Chez nous aussi pourtant de tels kamikazes existent, prêts à risquer le bûcher médiatique et la vindicte populaire. Sans surprise, les non-croyants du climat se recrutent essentiellement dans les rangs de l’UDC, comme l’a montré la ratification de l’accord de Paris par le Conseil national en mars, puis par le Conseil des États ces derniers jours.

Voyez Toni Brunner, l’ancien président de la phalange populiste, qui n’est pas agriculteur dans le Toggenburg pour rien. Il sent venir les vraies menaces, lui, avec le flair inégalable de l’homme de la terre, du fumier plein les bottes. Il comprend bien où tous ces accords, qu’ils soient de Paris ou d’ailleurs, vont nous conduire: dans un monde fou et effarant qui interdira «aux vaches de roter et de péter». On mesure l’ampleur du désastre.

Quant à la tête pensante Roger Köppel, il dégaine toute son érudition pour rappeler ce que personne ne devrait plus ignorer, même si cela n’apporte strictement rien au débat: les températures étaient encore plus élevées au temps de l’empire romain. Une manière éclatante de suggérer que le climatosceptique est loin d’être aussi bobet qu’il en a l’air.

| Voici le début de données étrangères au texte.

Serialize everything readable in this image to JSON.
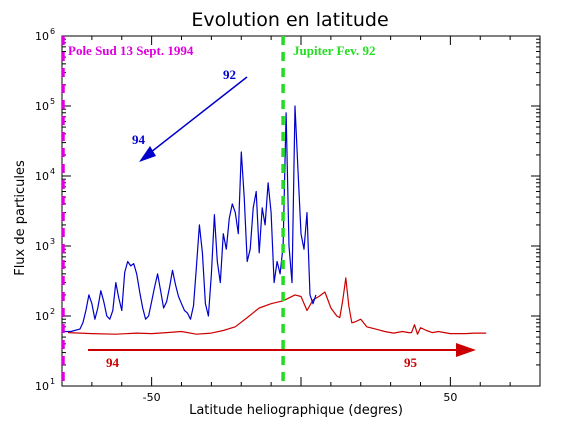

L’UDC a d’autres munitions en poche. Le Neuchâtelois Raymond Clottu fait porter par exemple la responsabilité des dérèglements climatiques à la démographie galopante. Il y a décidément trop de gens sur terre, qui ne font que réchauffer cette pauvre planète. On était tellement mieux, c’est vrai, quand on était entre nous, bien à l’abri à l’intérieur de nos grottes, au joli temps de l’ère glaciaire.

Il y a mieux encore: le vrai scepticisme, le plus virulent en tout cas, est à chercher du côté de l’Argovien Andreas Glarner, qui laisse entendre que cette histoire de réchauffement climatique n’est rien que fadaise, foutaise, et faribole. A l’instar de cette mort des forêts annoncée dans les années 1980 et que Glarner n’a toujours pas digérée: «Une escroquerie à cause de laquelle on a limité la vitesse à 120 km/h sur nos autoroutes.» Le sadisme de la dictature environnementale ne connaît effectivement plus de bornes.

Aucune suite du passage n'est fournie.